Ma façon de travailler

Quelles que soient la méthode et les techniques utilisées, la confiance est la base de l’alliance thérapeutique. Sans elle rien n’est possible. Elle ne se commande pas, mais s’éprouve et se vérifie à travers la rencontre entre le patient et le thérapeute.

Le travail psychothérapeutique repose sur une interaction, un échange entre le patient et le psychologue (relation dite de face à face). Si je sais écouter et entendre, je ne m’interdis pas de parler.

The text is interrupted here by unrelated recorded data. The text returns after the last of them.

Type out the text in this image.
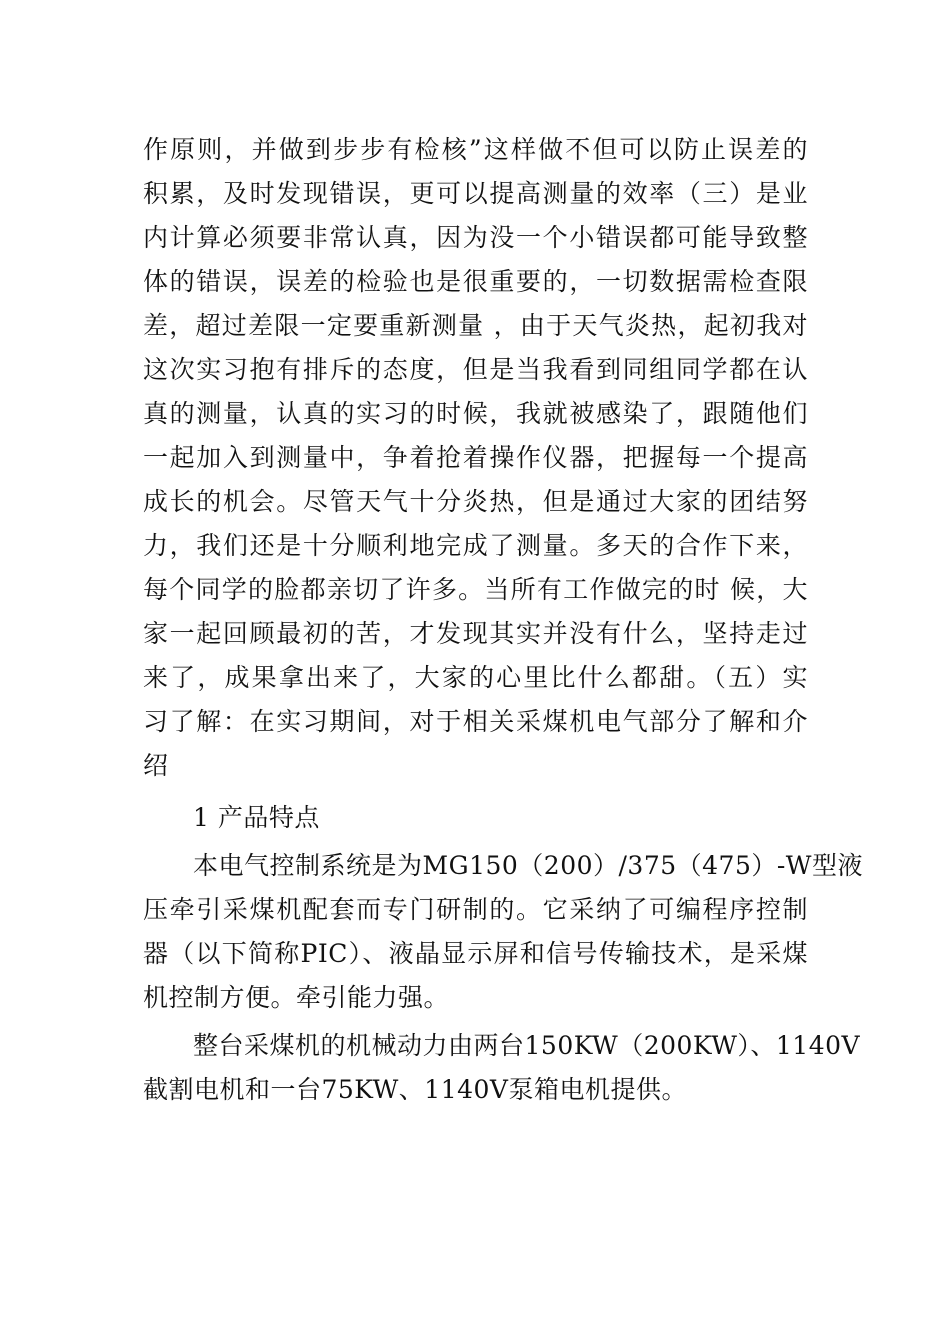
作原则，并做到步步有检核”这样做不但可以防止误差的
积累，及时发现错误，更可以提高测量的效率（三）是业
内计算必须要非常认真，因为没一个小错误都可能导致整
体的错误，误差的检验也是很重要的，一切数据需检查限
差，超过差限一定要重新测量 ，由于天气炎热，起初我对
这次实习抱有排斥的态度，但是当我看到同组同学都在认
真的测量，认真的实习的时候，我就被感染了，跟随他们
一起加入到测量中，争着抢着操作仪器，把握每一个提高
成长的机会。尽管天气十分炎热，但是通过大家的团结努
力，我们还是十分顺利地完成了测量。多天的合作下来，
每个同学的脸都亲切了许多。当所有工作做完的时 候，大
家一起回顾最初的苦，才发现其实并没有什么，坚持走过
来了，成果拿出来了，大家的心里比什么都甜。（五）实
习了解：在实习期间，对于相关采煤机电气部分了解和介
绍
1 产品特点
本电气控制系统是为MG150（200）/375（475）-W型液
压牵引采煤机配套而专门研制的。它采纳了可编程序控制
器（以下简称PIC）、液晶显示屏和信号传输技术，是采煤
机控制方便。牵引能力强。
整台采煤机的机械动力由两台150KW（200KW）、1140V
截割电机和一台75KW、1140V泵箱电机提供。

Mon travail s’inspire à la fois de la psychanalyse et du courant humaniste. La racine des troubles et des difficultés présentes est à rechercher dans le passé de la personne, notamment son enfance, où se sont noués et installés des conflits psychiques le plus souvent inconscients. Il s’agit d’en prendre conscience afin de les dénouer. Mais l’être humain ne se réduit pas à son inconscient, les sources de son action ne résident pas seulement dans les mécanismes psychiques involontaires formés dans l’enfance ; il cherche toujours et jusqu’au bout à se projeter vers l’avenir, à construire librement son identité à travers les aléas de sa vie. Il veut prendre en main sa propre histoire, et non pas la subir. C’est cette dynamique de liberté qu’ensemble, nous chercherons à favoriser contre les obstacles intérieurs qui l’entravent.

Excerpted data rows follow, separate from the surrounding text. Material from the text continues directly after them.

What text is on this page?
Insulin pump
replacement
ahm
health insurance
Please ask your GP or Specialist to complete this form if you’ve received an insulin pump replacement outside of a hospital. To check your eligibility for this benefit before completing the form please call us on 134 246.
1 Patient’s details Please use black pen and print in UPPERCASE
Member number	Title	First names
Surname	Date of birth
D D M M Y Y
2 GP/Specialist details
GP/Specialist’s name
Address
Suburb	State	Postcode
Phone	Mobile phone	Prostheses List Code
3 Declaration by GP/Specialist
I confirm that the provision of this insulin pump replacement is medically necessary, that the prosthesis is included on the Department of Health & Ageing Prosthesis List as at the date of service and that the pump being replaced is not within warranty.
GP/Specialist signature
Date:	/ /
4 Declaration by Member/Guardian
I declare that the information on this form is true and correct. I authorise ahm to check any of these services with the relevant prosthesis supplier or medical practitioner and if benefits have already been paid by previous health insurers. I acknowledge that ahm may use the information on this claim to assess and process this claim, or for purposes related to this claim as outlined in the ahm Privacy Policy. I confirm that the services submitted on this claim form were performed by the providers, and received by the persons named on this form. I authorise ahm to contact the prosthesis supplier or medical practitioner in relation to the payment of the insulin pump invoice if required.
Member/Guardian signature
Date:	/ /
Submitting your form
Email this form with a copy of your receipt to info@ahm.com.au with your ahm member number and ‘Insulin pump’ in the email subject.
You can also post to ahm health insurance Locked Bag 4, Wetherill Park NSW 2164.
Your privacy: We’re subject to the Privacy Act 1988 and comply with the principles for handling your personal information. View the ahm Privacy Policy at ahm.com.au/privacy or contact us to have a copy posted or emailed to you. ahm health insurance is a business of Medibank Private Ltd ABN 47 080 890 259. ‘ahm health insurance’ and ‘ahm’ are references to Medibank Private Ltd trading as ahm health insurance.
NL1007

Tous les problèmes ne relèvent pas de la psychologie. La tristesse n’est pas forcément pathologique. Chacun est tôt ou tard confronté, lui – même ou par ses proches, à la souffrance injustifiable (« pourquoi est – ce à moi que ça arrive ? »), à la maladie, à la vieillesse, à l’infidélité, au deuil, à la mort inévitable… Aux questions sur le sens de la vie,  la philosophie n’apporte pas, elle non plus, de réponses toutes faites, mais un éclairage précieux.